The first clinical trial of this approach in 7 patients with peripheral lung cancer has shown promising results. An investigator-initiated clinical trial of photodynamic therapy for peripheral type lung cancer was conducted on 54 patients to apply for approval. This study was conducted on patients who were refractory to surgery or radiotherapy, and it is currently under follow up for the primary endpoint of progression-free survival.

Usuda says the treatment could mean some patients with small, early-stage cancers might be able to avoid surgery altogether. “The important thing is to maintain the quality of life and preserve the lung function, so non-invasive treatment is needed for lung-cancer patients,” he says.

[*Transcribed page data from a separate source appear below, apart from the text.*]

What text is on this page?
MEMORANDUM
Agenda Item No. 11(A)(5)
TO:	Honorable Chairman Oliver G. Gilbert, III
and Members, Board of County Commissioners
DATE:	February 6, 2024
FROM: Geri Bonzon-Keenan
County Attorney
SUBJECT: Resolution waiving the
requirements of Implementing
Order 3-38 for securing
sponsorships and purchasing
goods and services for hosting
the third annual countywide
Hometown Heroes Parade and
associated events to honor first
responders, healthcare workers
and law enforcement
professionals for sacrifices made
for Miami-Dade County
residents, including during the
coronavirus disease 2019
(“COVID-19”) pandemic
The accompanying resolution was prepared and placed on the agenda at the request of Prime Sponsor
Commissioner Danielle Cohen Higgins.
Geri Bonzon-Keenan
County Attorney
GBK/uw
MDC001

To understand the effect of treatments, researchers look not just at what happens to the patient’s body but also the biochemical changes taking place inside the tumour and what those changes mean in terms of treatment outcomes.

A valuable resource

This is where Nippon Medical School’s rebiopsy bank becomes vital. Set up by the school’s president and oncologist, Akihiko Gemma, this tissue bank stores consecutive samples taken from tumours before, during and after treatment. The hope is that by collecting these tissue samples using special systems with accurate and detailed clinical data, researchers can use them to understand how tumours change in response to treatment, how they might develop resistance to treatment, and how that resistance might be overcome with other treatment approaches.

Established in 2013, the rebiopsy bank now has more than 9,600 tissue and blood samples from Japanese patients with colorectal, lung and blood cancers. These samples have been used by a network of basic and clinical researchers to explore issues such how circulating cell-free DNA can be detected in the blood of patients with colorectal cancer, or what role non-coding RNA plays in the resistance, spread and recurrence of lung cancer.

“Our aim is to shed new light on cancer treatment,” says Gemma. “And we’re seeking to do this by developing therapies such as immunotherapy that lead to the prevention and control of treatment resistance.”